The centre and states have reached an understanding on many aspects of the proposed GST, which seeks to replace plethora of union and federal indirect taxes on goods and tax on services.

The progress, finance minister P Chidambaram hopes, will allow him to get crucial legislation for GST in place by December.

The Vijay Kelkar panel in its report on fiscal consolidation has advocated for a cut in the median rate to 8% to signal a shift towards GST and also move items enjoying lower rate of duty to the standard rate.

The panel also suggested removing a number of items from the negative list for services.

However, finance ministry officials are in favour of retaining the median rate at 12% for now as government is keen to send out strong message about its commitment to fiscal consolidation while ensuring that the fragile business sentiment does not get hurt.

Most industry lobby groups, including CII and FICCI, have demanded that if the government can't cut taxes, then it should at least retain rates.

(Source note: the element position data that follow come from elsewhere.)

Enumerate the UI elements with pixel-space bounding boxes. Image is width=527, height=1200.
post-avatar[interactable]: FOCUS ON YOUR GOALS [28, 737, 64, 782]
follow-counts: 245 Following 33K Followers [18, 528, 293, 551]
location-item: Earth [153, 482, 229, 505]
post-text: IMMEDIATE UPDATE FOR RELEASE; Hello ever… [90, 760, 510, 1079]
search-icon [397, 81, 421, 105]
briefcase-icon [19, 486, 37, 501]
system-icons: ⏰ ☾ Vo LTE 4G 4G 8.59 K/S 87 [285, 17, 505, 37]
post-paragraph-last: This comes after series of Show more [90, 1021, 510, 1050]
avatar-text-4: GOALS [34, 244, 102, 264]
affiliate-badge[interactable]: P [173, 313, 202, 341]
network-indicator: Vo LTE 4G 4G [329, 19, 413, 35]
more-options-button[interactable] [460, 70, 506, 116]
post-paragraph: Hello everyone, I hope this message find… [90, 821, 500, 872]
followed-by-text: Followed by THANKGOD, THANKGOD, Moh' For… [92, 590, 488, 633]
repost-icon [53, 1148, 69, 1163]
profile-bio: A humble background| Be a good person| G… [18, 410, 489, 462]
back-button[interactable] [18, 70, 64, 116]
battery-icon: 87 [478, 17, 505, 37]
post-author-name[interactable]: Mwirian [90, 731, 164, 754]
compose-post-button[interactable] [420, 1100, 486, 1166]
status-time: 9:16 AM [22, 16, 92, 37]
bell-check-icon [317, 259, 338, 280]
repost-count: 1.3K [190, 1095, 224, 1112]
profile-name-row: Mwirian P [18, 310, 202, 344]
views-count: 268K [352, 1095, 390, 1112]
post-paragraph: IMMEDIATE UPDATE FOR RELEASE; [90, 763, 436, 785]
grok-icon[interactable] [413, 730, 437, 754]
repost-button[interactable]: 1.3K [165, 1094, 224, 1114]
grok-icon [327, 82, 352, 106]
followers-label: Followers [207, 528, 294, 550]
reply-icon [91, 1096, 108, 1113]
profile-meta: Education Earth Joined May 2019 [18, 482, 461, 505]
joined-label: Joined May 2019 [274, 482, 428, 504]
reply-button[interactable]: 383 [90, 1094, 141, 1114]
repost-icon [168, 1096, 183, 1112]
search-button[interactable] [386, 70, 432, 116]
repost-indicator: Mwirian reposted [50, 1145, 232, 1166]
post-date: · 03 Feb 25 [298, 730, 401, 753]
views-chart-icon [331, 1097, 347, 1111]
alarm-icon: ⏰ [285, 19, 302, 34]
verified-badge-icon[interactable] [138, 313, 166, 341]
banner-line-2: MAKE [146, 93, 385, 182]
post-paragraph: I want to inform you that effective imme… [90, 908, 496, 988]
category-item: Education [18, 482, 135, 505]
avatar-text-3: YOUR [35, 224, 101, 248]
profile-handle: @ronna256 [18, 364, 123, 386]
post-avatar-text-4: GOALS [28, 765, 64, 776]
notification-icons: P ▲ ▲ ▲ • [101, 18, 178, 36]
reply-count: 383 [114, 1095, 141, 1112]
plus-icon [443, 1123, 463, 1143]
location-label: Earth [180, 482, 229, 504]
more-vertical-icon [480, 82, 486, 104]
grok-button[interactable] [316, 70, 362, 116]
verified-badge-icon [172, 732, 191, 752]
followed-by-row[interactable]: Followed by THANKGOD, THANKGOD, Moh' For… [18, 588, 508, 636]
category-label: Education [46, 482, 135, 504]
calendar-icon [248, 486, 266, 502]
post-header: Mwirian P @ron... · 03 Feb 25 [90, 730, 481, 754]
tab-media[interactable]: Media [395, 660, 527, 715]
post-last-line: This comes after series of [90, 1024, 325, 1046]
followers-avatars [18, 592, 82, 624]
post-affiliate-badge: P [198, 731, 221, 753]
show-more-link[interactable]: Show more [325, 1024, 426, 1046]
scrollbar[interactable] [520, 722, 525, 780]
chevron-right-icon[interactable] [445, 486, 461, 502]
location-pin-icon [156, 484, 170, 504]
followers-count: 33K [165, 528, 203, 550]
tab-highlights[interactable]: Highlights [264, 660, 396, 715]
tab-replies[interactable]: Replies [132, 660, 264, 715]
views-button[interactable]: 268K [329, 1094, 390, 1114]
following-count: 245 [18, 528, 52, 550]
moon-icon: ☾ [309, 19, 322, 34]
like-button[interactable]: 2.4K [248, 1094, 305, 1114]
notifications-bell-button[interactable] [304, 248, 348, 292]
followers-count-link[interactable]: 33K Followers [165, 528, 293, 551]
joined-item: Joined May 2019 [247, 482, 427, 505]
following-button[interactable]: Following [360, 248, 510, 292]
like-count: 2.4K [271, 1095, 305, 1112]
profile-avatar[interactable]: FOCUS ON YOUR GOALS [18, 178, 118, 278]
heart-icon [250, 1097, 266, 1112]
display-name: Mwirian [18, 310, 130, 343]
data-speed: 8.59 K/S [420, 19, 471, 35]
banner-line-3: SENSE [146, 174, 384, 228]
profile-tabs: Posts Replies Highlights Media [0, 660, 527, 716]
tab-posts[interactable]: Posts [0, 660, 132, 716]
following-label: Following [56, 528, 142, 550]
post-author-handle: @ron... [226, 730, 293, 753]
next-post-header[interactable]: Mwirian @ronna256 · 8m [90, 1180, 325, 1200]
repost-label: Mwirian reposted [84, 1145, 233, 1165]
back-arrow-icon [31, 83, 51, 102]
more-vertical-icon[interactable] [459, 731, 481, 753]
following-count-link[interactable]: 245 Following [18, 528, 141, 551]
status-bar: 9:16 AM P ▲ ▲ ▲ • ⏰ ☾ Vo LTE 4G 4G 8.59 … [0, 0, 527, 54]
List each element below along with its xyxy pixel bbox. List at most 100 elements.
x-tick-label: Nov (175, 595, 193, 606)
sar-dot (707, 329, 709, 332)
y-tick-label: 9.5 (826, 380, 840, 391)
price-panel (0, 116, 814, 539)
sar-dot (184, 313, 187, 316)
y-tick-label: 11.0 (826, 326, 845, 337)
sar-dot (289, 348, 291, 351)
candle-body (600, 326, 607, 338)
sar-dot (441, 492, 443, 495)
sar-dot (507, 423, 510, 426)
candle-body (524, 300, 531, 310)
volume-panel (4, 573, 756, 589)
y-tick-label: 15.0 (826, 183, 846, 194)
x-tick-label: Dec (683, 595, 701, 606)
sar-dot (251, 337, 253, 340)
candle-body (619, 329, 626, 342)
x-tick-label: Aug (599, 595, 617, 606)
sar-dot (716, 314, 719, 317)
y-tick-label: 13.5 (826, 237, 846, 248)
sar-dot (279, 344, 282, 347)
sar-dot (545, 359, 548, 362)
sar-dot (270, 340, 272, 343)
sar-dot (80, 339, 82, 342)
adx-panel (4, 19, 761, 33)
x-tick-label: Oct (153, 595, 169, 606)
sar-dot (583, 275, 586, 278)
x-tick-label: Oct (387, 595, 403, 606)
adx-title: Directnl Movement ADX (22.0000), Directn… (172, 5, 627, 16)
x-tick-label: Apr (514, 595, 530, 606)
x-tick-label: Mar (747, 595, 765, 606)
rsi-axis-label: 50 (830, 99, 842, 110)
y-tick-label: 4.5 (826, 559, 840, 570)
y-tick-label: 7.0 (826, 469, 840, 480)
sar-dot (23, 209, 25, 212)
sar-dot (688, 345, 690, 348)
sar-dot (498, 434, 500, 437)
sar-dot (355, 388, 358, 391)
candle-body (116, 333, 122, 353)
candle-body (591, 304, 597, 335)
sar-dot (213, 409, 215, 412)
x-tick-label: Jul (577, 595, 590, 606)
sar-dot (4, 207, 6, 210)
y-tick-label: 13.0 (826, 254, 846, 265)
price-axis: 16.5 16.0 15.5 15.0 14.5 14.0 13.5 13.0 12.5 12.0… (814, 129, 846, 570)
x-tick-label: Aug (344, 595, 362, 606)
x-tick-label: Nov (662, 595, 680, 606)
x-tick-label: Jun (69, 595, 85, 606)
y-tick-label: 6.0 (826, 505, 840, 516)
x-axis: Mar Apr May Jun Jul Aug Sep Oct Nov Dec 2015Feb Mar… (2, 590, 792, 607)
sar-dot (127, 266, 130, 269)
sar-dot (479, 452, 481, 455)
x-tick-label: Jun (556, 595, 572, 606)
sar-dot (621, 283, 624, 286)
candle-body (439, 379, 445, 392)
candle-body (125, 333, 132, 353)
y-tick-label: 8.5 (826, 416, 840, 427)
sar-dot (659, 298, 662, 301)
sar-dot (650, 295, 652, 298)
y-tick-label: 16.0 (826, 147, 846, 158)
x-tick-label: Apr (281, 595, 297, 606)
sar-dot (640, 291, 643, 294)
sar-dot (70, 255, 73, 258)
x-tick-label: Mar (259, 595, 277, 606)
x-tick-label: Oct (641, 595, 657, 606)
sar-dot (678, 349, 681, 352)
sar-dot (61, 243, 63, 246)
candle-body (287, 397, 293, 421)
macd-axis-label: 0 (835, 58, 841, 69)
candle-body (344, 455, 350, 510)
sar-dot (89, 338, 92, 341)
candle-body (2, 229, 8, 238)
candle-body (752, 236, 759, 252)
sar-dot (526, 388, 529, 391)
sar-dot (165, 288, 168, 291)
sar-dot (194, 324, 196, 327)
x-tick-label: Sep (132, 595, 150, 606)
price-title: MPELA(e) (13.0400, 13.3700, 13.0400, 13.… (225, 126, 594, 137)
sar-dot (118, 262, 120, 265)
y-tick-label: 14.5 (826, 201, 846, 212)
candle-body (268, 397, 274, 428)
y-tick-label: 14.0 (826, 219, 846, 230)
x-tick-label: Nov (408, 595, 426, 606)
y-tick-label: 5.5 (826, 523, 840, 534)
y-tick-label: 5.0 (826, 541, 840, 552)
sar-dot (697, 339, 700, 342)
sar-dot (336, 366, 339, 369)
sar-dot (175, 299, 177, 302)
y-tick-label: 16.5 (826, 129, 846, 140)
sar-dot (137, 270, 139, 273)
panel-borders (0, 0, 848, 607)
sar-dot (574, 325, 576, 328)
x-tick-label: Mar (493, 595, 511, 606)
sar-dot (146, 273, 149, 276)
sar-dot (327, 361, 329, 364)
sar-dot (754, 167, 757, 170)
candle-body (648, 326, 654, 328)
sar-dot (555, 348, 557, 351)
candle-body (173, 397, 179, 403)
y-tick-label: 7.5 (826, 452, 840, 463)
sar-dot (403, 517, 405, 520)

Experts say shift towards GST would mean maintaining stability in tax rates and cut in the number of exemptions.

"Steps towards GST should mean stability in tax rates, removing several excise exemptions coupled with rationalisation of various slab rates," said Pratik Jain, partner, KPMG India.

The government had cut the median excise duty rate levied on nearly 90% of goods manufactured to 10% from 14% in December 2008, and by another 2 percentage points to 8% in the interim budget in February 2009.